La démarche de l’exécutif est tout à fait logique selon le sénateur centriste du Haut-Rhin, Jean-Marie Bockel : « la crise a révélé le rôle croissant des patrons de régions et des présidents de départements » affirme-t-il, saluant notamment leur coopération pour la gestion des Ehpad, ou de la répartition territoriale des achats de matériel médical.

Pour sûr, les régions, dotées de moyens importants et de dirigeants au poids politique non négligeable, joueront un rôle central dans le déconfinement. Aussi, ont-elle la main sur des dossiers cruciaux comme les lycées, ou encore les transports scolaires. Sur ces questions Hervé Morin, président de la région Normandie, a toutefois appelé à « une vraie discussion entre l'État et les collectivités territoriales car on a le sentiment d'un grand cafouillage entre l'allocution d'Emmanuel Macron, les annonces faites par Jean-Michel Blanquer et les hypothèses présentées aujourd'hui par le Premier ministre. » Le chef de l'État a suscité des interrogations jeudi en insistant sur le fait que le retour à l'école se ferait sur la base du volontariat.

Les associations d’élus appellent à renforcer les pouvoirs des préfets

Dans ce contexte de crise, les associations d’élus pressent le gouvernement de modifier l’organisation du « commandement » pour le déconfinement. C’est ce qu’ont plaidé, le 16 avril dernier devant le Sénat, François Baroin, le président de l’AMF, Dominique Bussereau, président de l’Assemblée des départements de France (ADF) et Renaud Muselier, pour Régions de France (RF).
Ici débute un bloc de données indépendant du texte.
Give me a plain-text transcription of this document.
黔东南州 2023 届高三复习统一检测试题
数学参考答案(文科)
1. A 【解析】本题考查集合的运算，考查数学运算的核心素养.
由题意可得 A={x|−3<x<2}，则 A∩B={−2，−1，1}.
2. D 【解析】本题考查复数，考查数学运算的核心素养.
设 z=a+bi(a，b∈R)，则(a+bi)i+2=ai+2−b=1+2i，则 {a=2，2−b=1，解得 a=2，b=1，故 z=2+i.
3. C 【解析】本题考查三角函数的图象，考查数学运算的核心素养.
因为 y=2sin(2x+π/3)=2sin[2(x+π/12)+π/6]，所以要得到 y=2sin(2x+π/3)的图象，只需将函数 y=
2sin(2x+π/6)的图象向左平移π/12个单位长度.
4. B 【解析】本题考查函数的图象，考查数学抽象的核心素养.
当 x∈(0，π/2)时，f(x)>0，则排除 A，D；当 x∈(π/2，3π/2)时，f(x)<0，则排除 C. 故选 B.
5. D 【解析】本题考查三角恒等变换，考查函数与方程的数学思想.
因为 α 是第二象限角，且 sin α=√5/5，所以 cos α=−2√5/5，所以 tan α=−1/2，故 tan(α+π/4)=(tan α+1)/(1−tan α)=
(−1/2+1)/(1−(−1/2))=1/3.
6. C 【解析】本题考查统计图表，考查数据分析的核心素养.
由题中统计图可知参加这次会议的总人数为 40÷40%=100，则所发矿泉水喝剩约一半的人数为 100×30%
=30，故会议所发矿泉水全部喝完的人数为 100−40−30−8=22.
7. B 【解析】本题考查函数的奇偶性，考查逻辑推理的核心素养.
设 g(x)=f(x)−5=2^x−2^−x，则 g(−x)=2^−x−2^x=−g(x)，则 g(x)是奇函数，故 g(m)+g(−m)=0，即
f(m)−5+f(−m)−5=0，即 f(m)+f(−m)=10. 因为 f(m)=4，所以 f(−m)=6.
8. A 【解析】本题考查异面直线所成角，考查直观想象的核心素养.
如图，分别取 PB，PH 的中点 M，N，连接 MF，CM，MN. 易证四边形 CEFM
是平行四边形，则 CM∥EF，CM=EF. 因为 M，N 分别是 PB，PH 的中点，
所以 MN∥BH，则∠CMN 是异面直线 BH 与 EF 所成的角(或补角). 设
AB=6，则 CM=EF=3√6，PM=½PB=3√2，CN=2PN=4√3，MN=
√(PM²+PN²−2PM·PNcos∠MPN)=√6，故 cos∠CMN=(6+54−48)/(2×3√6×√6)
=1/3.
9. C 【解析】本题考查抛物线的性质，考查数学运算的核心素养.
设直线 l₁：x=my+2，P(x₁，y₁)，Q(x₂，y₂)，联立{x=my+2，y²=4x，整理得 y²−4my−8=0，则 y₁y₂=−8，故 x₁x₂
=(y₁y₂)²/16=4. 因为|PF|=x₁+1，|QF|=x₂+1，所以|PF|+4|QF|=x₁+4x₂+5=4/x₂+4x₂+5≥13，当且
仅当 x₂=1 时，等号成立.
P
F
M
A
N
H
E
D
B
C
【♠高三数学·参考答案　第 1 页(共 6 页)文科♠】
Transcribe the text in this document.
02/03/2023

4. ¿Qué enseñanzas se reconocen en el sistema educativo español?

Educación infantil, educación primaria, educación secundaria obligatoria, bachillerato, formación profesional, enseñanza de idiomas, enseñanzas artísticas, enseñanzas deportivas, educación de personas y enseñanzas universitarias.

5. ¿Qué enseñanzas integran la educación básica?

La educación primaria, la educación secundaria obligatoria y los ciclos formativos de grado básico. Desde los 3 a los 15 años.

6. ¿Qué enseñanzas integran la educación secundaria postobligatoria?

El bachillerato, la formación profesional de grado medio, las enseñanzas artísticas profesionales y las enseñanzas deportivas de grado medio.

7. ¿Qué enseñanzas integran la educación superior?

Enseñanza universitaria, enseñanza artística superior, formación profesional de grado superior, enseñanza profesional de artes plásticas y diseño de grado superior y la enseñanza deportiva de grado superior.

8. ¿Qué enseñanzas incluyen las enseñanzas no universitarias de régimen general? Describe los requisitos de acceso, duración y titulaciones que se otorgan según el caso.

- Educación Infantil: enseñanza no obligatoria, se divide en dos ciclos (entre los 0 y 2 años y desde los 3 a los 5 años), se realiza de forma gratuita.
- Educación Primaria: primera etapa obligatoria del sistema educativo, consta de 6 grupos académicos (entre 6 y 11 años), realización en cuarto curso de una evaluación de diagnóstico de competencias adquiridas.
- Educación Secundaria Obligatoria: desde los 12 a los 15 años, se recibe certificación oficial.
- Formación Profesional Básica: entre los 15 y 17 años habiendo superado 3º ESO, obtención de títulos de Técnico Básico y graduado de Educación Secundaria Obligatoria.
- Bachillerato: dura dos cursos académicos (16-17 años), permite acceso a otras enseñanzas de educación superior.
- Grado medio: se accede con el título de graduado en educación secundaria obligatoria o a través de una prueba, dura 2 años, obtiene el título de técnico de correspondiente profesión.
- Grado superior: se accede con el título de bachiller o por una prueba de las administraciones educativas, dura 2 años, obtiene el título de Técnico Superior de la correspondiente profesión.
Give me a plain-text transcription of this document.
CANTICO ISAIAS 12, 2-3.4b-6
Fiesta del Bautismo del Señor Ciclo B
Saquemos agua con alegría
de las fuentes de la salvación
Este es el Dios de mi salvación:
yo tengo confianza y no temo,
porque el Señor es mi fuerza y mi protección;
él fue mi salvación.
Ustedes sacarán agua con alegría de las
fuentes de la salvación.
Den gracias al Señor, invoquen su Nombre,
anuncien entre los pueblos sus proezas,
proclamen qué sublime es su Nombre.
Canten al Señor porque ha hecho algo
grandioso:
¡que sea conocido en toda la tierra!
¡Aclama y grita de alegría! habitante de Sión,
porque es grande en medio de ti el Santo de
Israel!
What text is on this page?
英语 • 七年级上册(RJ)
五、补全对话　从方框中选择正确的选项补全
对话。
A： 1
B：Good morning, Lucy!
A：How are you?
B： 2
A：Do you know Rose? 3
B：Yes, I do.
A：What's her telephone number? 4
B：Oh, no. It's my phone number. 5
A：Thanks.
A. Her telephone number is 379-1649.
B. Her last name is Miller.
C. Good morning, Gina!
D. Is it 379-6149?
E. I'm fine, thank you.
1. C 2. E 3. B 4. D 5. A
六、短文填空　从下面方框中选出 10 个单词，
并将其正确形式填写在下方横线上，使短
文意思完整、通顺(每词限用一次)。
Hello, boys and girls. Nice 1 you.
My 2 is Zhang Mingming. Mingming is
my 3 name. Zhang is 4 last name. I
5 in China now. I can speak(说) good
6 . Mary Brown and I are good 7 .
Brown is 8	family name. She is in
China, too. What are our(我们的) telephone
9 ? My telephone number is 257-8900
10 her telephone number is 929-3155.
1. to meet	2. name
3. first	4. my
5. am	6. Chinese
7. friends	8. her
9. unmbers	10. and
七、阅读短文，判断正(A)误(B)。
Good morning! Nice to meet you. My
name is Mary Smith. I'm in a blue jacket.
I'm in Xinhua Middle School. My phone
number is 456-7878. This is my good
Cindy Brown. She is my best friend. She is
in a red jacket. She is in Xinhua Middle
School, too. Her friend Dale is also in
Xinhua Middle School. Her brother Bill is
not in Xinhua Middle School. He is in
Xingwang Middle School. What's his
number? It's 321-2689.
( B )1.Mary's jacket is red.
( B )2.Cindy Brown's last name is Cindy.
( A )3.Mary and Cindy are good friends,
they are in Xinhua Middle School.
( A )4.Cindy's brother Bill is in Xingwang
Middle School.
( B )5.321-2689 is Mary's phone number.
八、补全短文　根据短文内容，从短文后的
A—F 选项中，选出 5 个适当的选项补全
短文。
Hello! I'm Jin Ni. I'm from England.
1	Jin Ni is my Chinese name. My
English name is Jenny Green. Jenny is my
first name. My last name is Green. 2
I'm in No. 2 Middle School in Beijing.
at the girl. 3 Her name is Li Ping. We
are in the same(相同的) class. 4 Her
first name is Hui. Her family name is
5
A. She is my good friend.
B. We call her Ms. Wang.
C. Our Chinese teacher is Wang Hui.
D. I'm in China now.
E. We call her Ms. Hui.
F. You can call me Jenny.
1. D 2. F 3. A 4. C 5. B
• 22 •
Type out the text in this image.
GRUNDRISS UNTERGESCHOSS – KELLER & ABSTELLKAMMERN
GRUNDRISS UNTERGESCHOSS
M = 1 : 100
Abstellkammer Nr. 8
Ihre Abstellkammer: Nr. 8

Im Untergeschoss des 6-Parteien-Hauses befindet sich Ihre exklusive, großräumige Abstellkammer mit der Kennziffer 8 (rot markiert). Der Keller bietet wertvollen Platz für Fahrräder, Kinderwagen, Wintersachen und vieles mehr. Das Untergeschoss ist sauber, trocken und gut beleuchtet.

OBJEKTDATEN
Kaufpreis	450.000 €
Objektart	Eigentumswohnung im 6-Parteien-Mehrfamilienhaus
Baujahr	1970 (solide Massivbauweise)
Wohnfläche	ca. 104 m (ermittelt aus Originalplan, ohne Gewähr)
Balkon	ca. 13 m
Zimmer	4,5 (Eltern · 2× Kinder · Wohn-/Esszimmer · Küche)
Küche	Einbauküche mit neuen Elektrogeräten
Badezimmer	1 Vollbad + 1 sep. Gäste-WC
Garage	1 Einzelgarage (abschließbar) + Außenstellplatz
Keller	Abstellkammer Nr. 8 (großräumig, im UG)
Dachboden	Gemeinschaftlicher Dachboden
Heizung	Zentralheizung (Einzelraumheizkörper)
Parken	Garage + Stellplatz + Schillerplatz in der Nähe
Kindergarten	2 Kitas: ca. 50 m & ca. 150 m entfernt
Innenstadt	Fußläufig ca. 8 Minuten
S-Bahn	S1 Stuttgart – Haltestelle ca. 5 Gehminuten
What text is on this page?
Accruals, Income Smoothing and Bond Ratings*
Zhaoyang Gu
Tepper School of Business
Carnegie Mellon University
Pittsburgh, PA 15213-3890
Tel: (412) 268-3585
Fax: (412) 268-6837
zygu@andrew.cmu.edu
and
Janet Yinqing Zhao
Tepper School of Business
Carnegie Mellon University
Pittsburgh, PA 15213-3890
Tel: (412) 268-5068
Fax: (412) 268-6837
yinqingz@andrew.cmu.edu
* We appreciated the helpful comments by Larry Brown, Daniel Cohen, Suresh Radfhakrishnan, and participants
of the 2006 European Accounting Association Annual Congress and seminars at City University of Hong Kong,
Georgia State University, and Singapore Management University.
Principalement en question, les Agences régionales de santé (ARS), dont l’opacité et l’inertie ont été plusieurs fois étrillées pendant la crise. Au cours de cette audition, les trois présidents d’association ont unanimement constaté « les limites du fonctionnement des ARS » jugé « bureaucratique », et plaidé pour « une réforme de leur fonctionnement intégrant mieux les collectivités territoriales à leur gouvernance ». « Beaucoup de maires nous disent qu’ils ne comprennent d’ailleurs pas à quoi servent les ARS » ajoute Agnès Le Brun. « C’est vrai qu’elles incarnent une forme de jacobinisme au niveau régional, une inertie ». Jean-Marie Bockel se dit favorable à ce que les ARS tombent sous l’autorité des préfets mais ne se fait aucune illusion : « ça n’arrivera pas » croit-il savoir, conscient des difficultés à mettre en place un tel mécanisme dans l’immédiat. La question est aussi sur la table pour que les recteurs soient placés sous l’autorité des préfets le temps du déconfinement.

Task-Force

 À l’issue de la table-ronde, les trois présidents d’associations se sont prononcés en faveur de la proposition de Jean-Marie Bockel, de mettre en place une « task force » réunissant, autour du préfet de département, tous les acteurs, élus locaux, administrations, experts,  qui seront en charge du déconfinement. « En temps de crise, ce n’est pas possible qu’il y ait plusieurs commandements » abonde Françoise Gatel, sénatrice centriste d’Ille-Et-Vilaine, favorable à un tel dispositif. « Les préfets doivent être à la manœuvre » poursuit la sénatrice membre délégation sénatoriale aux collectivités territoriales et à la décentralisation. Jean-Marie Bockel est sur la même ligne. Selon lui, les préfets se sont révélés de « véritables chefs de file pendant la crise. »

Légiférer davantage ?

Faudra-t-il légiférer davantage vers un nouvel acte de décentralisation après la crise ? Les sénateurs s’apprêtent à reprendre du service sur cette thématique. Ils ont d’ores et déjà lancé une consultation en ligne pour recueillir les doléances des élus face à l’épidémie de covid-19. Plus de 1500 contributions ont été recueillies à l’heure où nous publions. Françoise Gatel et Jean-Marie Bockel précisent aussi que les sénateurs réactiveront dès que possible «le groupe de travail transpartisan sur l’organisation du pays » mis en place en janvier dernier par Gérard Larcher.  Ses travaux devraient reprendre dès que le Sénat aura repris une activité proche de la normale, sans doute pas avant la fin mai. Jean-Marie Bockel se projette déjà : « L’idée est d’être force de proposition sur la poursuite de la décentralisation » confirme-t-il, souhaitant donner un coup d’accélérateur à la loi sur laquelle planchaient Sébastien Lecornu et Jacqueline Gourault, aujourd’hui « dans les limbes. » « Nous arriverons avec des propositions extrêmement concrètes nourries par les enseignements de la crise » confirme-t-il.